Institute of Health & Society


METADAC: Managing Ethico-social, Technical & Administrative issues in Data Access


Members of the D2K (Data to Knowledge) Research Group based in IHS are centrally involved in the METADAC project. This infrastructural project is led by Prof Madeleine Murtagh (PEALS Centre, Faculty of Humanities and Social Sciences [HaSS]) and Prof Paul Burton is a co-investigator. Paul Burton and Madeleine Murtagh co-lead D2K.


The METADAC project (Managing Ethico-social, Technical and Administrative issues in Data ACcess) resources a national multi-agency (ESRC, MRC and Wellcome Trust) data access committee (chaired by Madeleine Murtagh) which covers several of the UK’s major cohort studies (1958BC, 1970BC, Millennium BC, ELSA, Understanding Society).

METADAC develops, implements and maintains the administrative and technical activities and policies needed to realise an access mechanism that is able to deal with the specialist governance and technical issues that arise in jointly managing the complex – and often bio-technically or informatically state-of-the-art - biomedical/social data and/or biosamples that are collected by these cohorts and must be rendered safely accessible to third-party users.

METADAC is also intended to provide a scalable mechanism to incorporate additional cohorts in the future. Given this contextual backdrop, METADAC’s primary purpose is to ensure scientifically optimal but well governed access to, and use of, the scientific resources under its governance.

Crucially, METADAC is committed to a streamlined, proportionate and responsive form of governance – and the technology to implement it - which maintains full regard to the consents and expectations of the study participants that are the original source of the research materials held by each study.


In a world where rapid technological progress and an ageing population place ever increasing demands on medical and social care, one of our most potent weapons is the translation into societal benefit of scientific resources embodied in longitudinal cohorts studies and biobanks.

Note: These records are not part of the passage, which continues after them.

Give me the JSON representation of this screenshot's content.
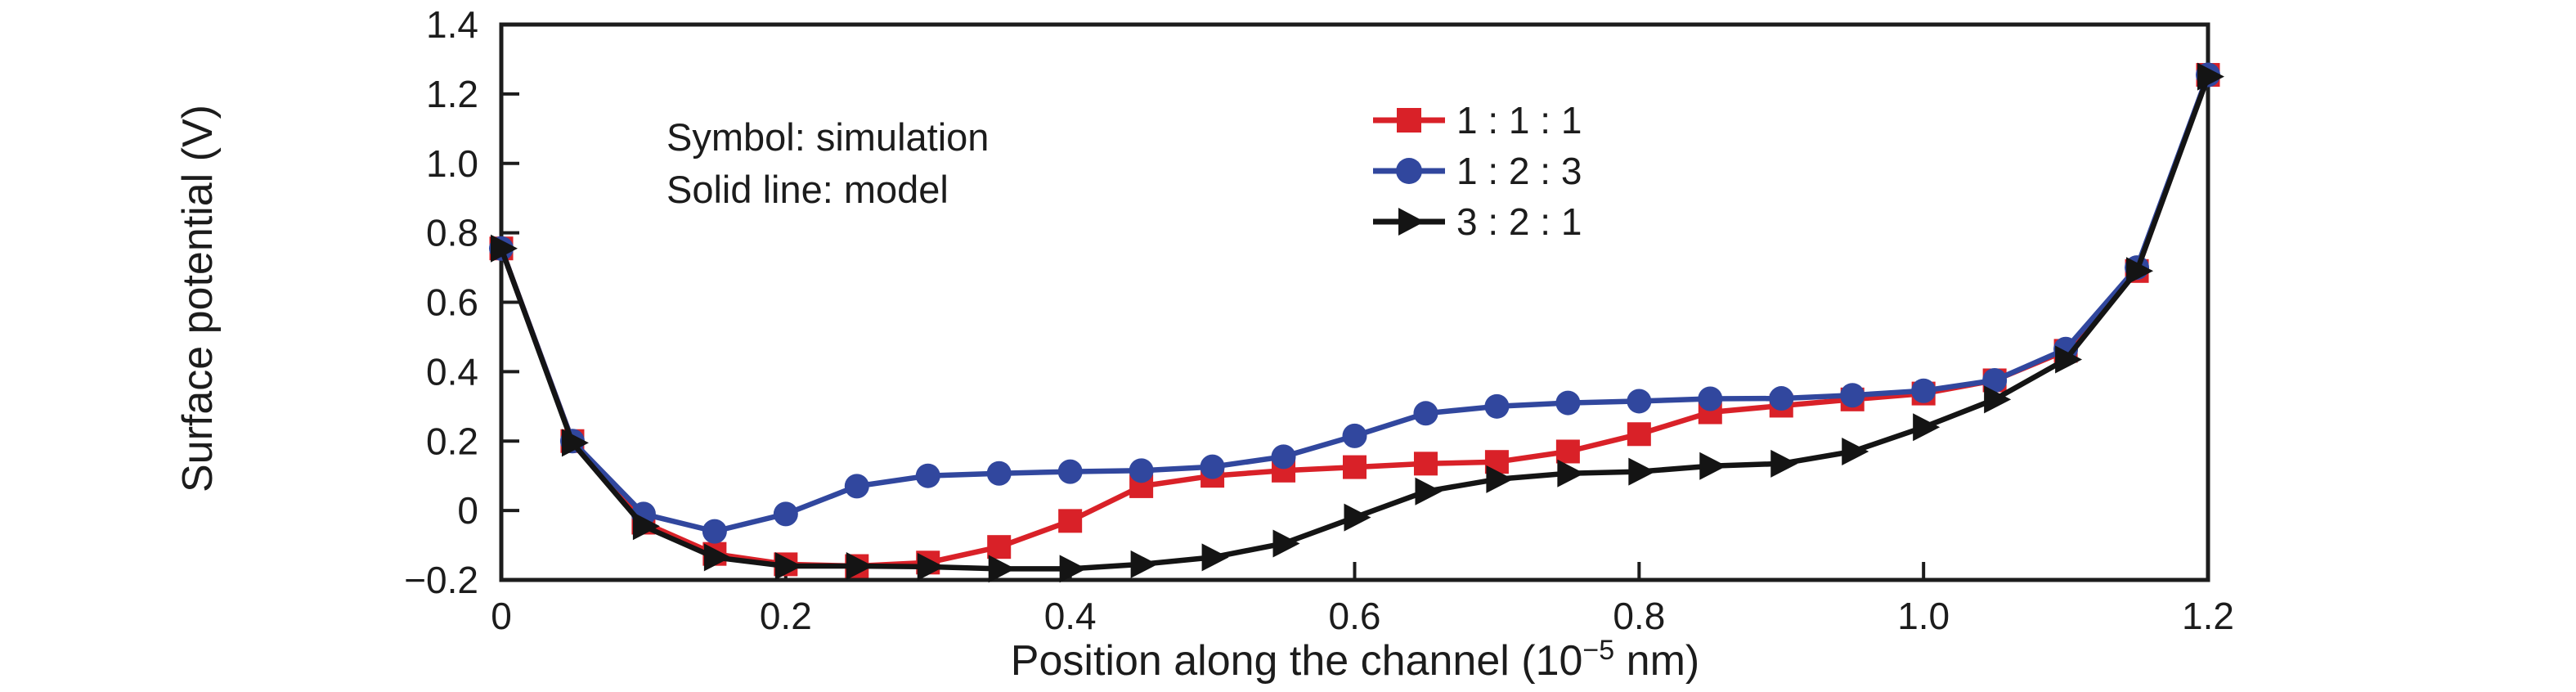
{
  "chart_data": {
    "type": "line",
    "title": "",
    "xlabel": "Position along the channel (10−5 nm)",
    "xlabel_parts": {
      "main": "Position along the channel (10",
      "sup": "−5",
      "tail": " nm)"
    },
    "ylabel": "Surface potential (V)",
    "xlim": [
      0,
      1.2
    ],
    "ylim": [
      -0.2,
      1.4
    ],
    "grid": false,
    "legend_position": "top-center-right",
    "x_ticks": [
      {
        "value": 0.0,
        "label": "0"
      },
      {
        "value": 0.2,
        "label": "0.2"
      },
      {
        "value": 0.4,
        "label": "0.4"
      },
      {
        "value": 0.6,
        "label": "0.6"
      },
      {
        "value": 0.8,
        "label": "0.8"
      },
      {
        "value": 1.0,
        "label": "1.0"
      },
      {
        "value": 1.2,
        "label": "1.2"
      }
    ],
    "y_ticks": [
      {
        "value": -0.2,
        "label": "−0.2"
      },
      {
        "value": 0.0,
        "label": "0"
      },
      {
        "value": 0.2,
        "label": "0.2"
      },
      {
        "value": 0.4,
        "label": "0.4"
      },
      {
        "value": 0.6,
        "label": "0.6"
      },
      {
        "value": 0.8,
        "label": "0.8"
      },
      {
        "value": 1.0,
        "label": "1.0"
      },
      {
        "value": 1.2,
        "label": "1.2"
      },
      {
        "value": 1.4,
        "label": "1.4"
      }
    ],
    "annotation": {
      "line1": "Symbol: simulation",
      "line2": "Solid line: model"
    },
    "legend": [
      {
        "label": "1 : 1 : 1",
        "color": "#d92128",
        "marker": "square"
      },
      {
        "label": "1 : 2 : 3",
        "color": "#31479e",
        "marker": "circle"
      },
      {
        "label": "3 : 2 : 1",
        "color": "#141414",
        "marker": "triangle-right"
      }
    ],
    "x": [
      0.0,
      0.05,
      0.1,
      0.15,
      0.2,
      0.25,
      0.3,
      0.35,
      0.4,
      0.45,
      0.5,
      0.55,
      0.6,
      0.65,
      0.7,
      0.75,
      0.8,
      0.85,
      0.9,
      0.95,
      1.0,
      1.05,
      1.1,
      1.15,
      1.2
    ],
    "series": [
      {
        "name": "1 : 1 : 1",
        "marker": "square",
        "color": "#d92128",
        "values": [
          0.755,
          0.2,
          -0.035,
          -0.125,
          -0.155,
          -0.16,
          -0.15,
          -0.105,
          -0.03,
          0.07,
          0.1,
          0.115,
          0.125,
          0.135,
          0.14,
          0.17,
          0.22,
          0.283,
          0.302,
          0.32,
          0.337,
          0.375,
          0.46,
          0.69,
          1.255
        ]
      },
      {
        "name": "1 : 2 : 3",
        "marker": "circle",
        "color": "#31479e",
        "values": [
          0.755,
          0.2,
          -0.01,
          -0.06,
          -0.01,
          0.07,
          0.1,
          0.107,
          0.112,
          0.115,
          0.126,
          0.155,
          0.215,
          0.28,
          0.3,
          0.31,
          0.315,
          0.322,
          0.323,
          0.332,
          0.345,
          0.375,
          0.465,
          0.7,
          1.255
        ]
      },
      {
        "name": "3 : 2 : 1",
        "marker": "triangle-right",
        "color": "#141414",
        "values": [
          0.755,
          0.195,
          -0.045,
          -0.135,
          -0.16,
          -0.16,
          -0.162,
          -0.168,
          -0.168,
          -0.155,
          -0.135,
          -0.095,
          -0.02,
          0.055,
          0.09,
          0.107,
          0.112,
          0.128,
          0.135,
          0.17,
          0.24,
          0.32,
          0.435,
          0.69,
          1.25
        ]
      }
    ]
  }
}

Although it is easy to appeal to the simple idea of using these resources wisely, the reality is more challenging. Internationally, this is a major strategic issue for most large-scale data/sample generating biomedical and social studies as well as for their funders, who wish to see an optimal use of and return from their investments. The apparently simple administrative task of granting access to data and biosamples is often far from straightforward because of potential – or actual – conflicts of interest between study participants, data generators, data users, funders, ethico-legal experts, specialist lobby groups and policy developers.

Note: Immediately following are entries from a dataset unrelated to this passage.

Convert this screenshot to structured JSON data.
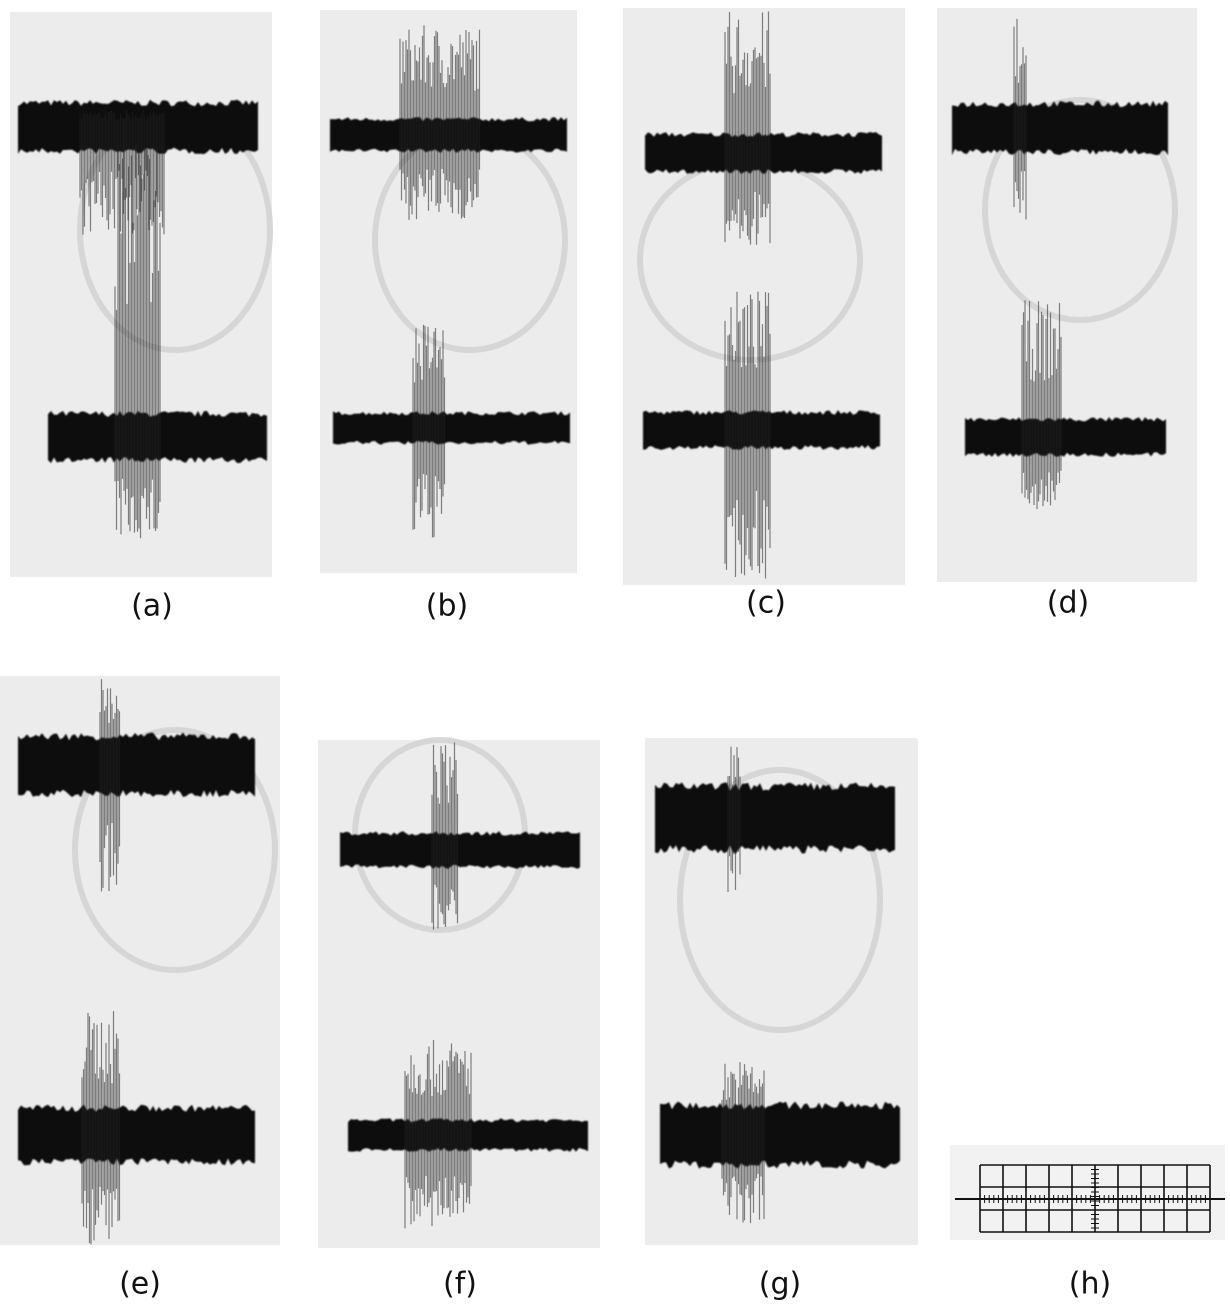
{
  "panels": [
    {
      "label": "(a)"
    },
    {
      "label": "(b)"
    },
    {
      "label": "(c)"
    },
    {
      "label": "(d)"
    },
    {
      "label": "(e)"
    },
    {
      "label": "(f)"
    },
    {
      "label": "(g)"
    },
    {
      "label": "(h)"
    }
  ]
}
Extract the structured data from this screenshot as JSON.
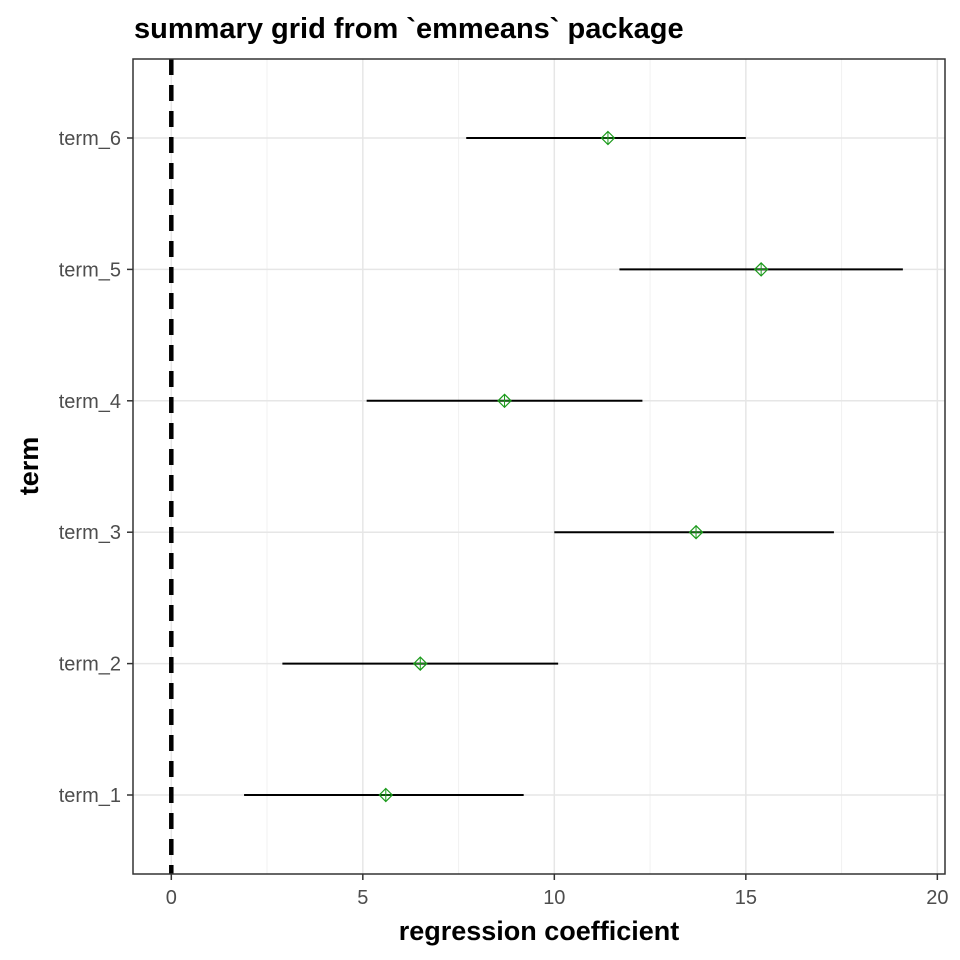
{
  "chart_data": {
    "type": "forest",
    "title": "summary grid from `emmeans` package",
    "xlabel": "regression coefficient",
    "ylabel": "term",
    "xlim": [
      -1,
      20.2
    ],
    "x_ticks": [
      0,
      5,
      10,
      15,
      20
    ],
    "x_tick_labels": [
      "0",
      "5",
      "10",
      "15",
      "20"
    ],
    "reference_line": 0,
    "grid": true,
    "terms": [
      "term_1",
      "term_2",
      "term_3",
      "term_4",
      "term_5",
      "term_6"
    ],
    "estimates": [
      5.6,
      6.5,
      13.7,
      8.7,
      15.4,
      11.4
    ],
    "lower": [
      1.9,
      2.9,
      10.0,
      5.1,
      11.7,
      7.7
    ],
    "upper": [
      9.2,
      10.1,
      17.3,
      12.3,
      19.1,
      15.0
    ],
    "point_color": "#1a9a1a",
    "line_color": "#000000"
  }
}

For publicly funded studies these are all legitimate stakeholders, with different opportunities to express their perspectives. Appropriately balancing these views is a complex process involving understanding of the underlying science as well as the relevant ethical, legal, social and technical issues. Effectively managing extensive and complex data and biosamples requires active and innovative governance and technical oversight of access to data and biosamples.

In 2015, our funders wondered whether the specialist issues underpinning these aims and the constant need to evolve new policies and approaches to address novel challenges as they arise might most effectively and efficiently be addressed by a national DAC covering multiple studies. This led to the experimental funding of METADAC which we would claim has performed well against all relevant metrics. However, it is the view of the funders that actually matters, and the project is currently being reviewed for renewal by all three funders (with ESRC as lead agency) and a decision will emerge later in 2018.